2. The method according to claim 1, further comprising: When the robot performs the specific task, the trained policy neural network is used to control the robot.
3. The method according to claim 1, further comprising: When the robot performs the specific task, data is provided to a specified trained policy neural network for controlling the robot.
4. The method of claim 1, wherein the first subset comprises the expert experience and a true subset of the unlabeled experience.
5. The method of claim 1, wherein the objective function includes a third term, the third term encouraging the reward prediction model to assign the second reward value to observations derived from expert experience.
6. The method of claim 5, wherein the first and second terms have different signs from the third term in the objective function.
7. The method of claim 5, wherein the objective function includes a fourth term, the fourth term penalizing the reward prediction model to correctly distinguish expert experience from unlabeled experience based on a first predetermined number of observations of rounds of the particular task performed by the expert agent.
8. The method of claim 1, wherein training the policy neural network comprises: The policy neural network is trained using offline reinforcement learning techniques based on the experience and the corresponding reward predictions of the experience.
9. The method of claim 8, wherein the offline reinforcement learning technique is an offline actor-commentator technique.
10. The method of claim 8, wherein the offline reinforcement learning technique is commentator regularized regression.
11. The method of claim 1, wherein training the reward prediction model comprises: The data augmentation is applied to the experience in the robot's experience data used to train the reward prediction model.
12. The method according to any one of claims 1 to 11, wherein at least some of the experiences in the first subset of the robot experience data are related to a real-world environment.
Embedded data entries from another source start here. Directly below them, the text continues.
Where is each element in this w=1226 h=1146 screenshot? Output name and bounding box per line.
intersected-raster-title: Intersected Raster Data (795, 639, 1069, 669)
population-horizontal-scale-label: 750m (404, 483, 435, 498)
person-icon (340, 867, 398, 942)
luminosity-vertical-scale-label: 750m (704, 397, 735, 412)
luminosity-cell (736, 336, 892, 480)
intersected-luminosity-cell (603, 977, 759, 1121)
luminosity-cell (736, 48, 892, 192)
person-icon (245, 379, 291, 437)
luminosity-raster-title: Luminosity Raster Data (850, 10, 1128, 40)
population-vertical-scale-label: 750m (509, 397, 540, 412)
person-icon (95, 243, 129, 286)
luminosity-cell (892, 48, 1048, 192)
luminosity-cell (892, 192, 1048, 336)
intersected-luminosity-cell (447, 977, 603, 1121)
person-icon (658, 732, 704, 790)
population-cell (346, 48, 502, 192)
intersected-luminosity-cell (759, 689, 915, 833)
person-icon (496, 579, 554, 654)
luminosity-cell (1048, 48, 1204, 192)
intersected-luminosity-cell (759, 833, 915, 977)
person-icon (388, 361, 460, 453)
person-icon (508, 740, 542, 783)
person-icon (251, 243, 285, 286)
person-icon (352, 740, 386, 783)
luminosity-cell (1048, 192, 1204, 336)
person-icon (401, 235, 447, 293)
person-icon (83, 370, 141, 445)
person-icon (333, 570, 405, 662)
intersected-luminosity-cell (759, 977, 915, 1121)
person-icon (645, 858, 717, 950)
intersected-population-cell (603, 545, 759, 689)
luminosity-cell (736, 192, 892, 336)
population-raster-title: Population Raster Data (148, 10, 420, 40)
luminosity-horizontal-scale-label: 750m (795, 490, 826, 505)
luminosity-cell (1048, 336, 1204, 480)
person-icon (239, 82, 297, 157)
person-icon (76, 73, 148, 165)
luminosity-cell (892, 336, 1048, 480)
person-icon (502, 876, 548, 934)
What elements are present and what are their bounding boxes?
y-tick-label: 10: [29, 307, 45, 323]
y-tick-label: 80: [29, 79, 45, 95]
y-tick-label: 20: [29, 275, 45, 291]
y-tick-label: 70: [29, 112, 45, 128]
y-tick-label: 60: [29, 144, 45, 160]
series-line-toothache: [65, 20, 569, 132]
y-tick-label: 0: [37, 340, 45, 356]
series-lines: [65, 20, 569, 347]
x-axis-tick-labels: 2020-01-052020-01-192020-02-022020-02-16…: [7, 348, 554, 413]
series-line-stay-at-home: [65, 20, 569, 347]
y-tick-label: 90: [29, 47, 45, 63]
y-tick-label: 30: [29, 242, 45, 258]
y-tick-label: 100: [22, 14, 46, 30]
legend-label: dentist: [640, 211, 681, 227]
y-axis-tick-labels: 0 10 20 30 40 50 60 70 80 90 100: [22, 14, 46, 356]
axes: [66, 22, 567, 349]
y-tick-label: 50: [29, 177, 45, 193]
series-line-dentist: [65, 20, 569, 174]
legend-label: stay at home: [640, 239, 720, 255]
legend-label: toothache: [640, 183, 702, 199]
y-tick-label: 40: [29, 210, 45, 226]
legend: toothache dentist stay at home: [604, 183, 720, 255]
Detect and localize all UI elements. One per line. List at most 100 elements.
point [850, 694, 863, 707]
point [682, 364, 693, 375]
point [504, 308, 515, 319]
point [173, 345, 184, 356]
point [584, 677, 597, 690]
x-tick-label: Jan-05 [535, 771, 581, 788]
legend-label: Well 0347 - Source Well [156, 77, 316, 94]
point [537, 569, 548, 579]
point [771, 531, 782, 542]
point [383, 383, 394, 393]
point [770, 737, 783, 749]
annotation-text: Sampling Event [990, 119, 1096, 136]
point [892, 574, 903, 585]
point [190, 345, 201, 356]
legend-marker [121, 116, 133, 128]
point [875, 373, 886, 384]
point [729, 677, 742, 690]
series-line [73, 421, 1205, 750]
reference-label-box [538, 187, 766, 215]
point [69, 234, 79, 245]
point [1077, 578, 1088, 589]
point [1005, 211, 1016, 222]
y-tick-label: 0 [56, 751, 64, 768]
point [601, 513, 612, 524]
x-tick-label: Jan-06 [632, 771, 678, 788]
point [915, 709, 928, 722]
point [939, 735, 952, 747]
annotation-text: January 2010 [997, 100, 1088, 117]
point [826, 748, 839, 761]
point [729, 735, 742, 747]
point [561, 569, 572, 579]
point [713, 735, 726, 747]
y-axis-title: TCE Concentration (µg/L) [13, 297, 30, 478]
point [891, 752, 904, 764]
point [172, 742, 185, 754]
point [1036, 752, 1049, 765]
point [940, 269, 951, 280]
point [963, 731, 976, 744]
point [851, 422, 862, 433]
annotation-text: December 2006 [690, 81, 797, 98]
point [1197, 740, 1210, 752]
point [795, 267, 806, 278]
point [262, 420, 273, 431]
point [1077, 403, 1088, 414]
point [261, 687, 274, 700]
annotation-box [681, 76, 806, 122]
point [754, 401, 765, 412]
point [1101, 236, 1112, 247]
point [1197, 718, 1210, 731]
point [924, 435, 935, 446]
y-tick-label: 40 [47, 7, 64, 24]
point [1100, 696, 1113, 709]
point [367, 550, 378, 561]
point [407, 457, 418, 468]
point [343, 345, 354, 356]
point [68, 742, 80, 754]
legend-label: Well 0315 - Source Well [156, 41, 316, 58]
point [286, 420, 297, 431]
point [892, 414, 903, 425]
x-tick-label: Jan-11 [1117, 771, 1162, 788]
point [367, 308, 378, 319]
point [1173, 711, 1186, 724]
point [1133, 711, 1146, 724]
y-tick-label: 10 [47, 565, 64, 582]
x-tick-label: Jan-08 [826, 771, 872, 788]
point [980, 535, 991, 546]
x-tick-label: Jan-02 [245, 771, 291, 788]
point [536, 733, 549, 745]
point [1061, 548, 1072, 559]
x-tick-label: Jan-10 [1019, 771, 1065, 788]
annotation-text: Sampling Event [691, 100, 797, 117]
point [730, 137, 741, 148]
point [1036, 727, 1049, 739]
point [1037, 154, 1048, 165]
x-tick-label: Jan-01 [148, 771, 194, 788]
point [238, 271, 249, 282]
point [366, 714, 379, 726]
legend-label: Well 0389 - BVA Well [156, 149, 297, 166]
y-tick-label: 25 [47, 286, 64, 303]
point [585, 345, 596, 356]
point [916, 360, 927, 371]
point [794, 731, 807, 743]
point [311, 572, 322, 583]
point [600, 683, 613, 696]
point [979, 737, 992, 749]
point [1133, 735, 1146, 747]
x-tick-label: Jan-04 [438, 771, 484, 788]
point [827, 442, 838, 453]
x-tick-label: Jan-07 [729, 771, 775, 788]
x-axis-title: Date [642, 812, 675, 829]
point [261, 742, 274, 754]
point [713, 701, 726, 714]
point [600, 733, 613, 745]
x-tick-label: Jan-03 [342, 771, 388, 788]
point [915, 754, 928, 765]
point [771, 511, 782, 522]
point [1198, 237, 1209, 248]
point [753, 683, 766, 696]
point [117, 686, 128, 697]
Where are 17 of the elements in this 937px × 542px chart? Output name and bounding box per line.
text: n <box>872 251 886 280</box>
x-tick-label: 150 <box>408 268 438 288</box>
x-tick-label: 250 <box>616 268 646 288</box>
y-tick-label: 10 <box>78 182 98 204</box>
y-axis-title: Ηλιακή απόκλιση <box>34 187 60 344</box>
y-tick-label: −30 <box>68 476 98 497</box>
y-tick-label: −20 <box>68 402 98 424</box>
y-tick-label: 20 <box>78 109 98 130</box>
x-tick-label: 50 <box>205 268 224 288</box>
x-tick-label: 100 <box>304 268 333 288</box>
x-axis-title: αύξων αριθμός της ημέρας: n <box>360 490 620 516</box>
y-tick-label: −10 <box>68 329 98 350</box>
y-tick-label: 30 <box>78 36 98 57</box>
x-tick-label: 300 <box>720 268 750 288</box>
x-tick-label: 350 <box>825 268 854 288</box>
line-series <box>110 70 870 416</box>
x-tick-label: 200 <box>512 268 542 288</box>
13. The method of claim 2, wherein controlling the robot comprises: Observations are obtained from one or more sensors that sense the real-world environment, the observations are fed to a trained policy neural network, and the output of the trained policy neural network is used to select actions to control the robot to perform the specific task.
14. A system comprising one or more computers and one or more storage devices storing instructions, the instructions, when executed by the one or more computers, causing the one or more computers to perform the method according to any one of claims 1 to 13.
15. A non-transitory computer-readable storage medium encoded with instructions that, when executed by one or more computers, cause the one or more computers to perform the method according to any one of claims 1 to 13.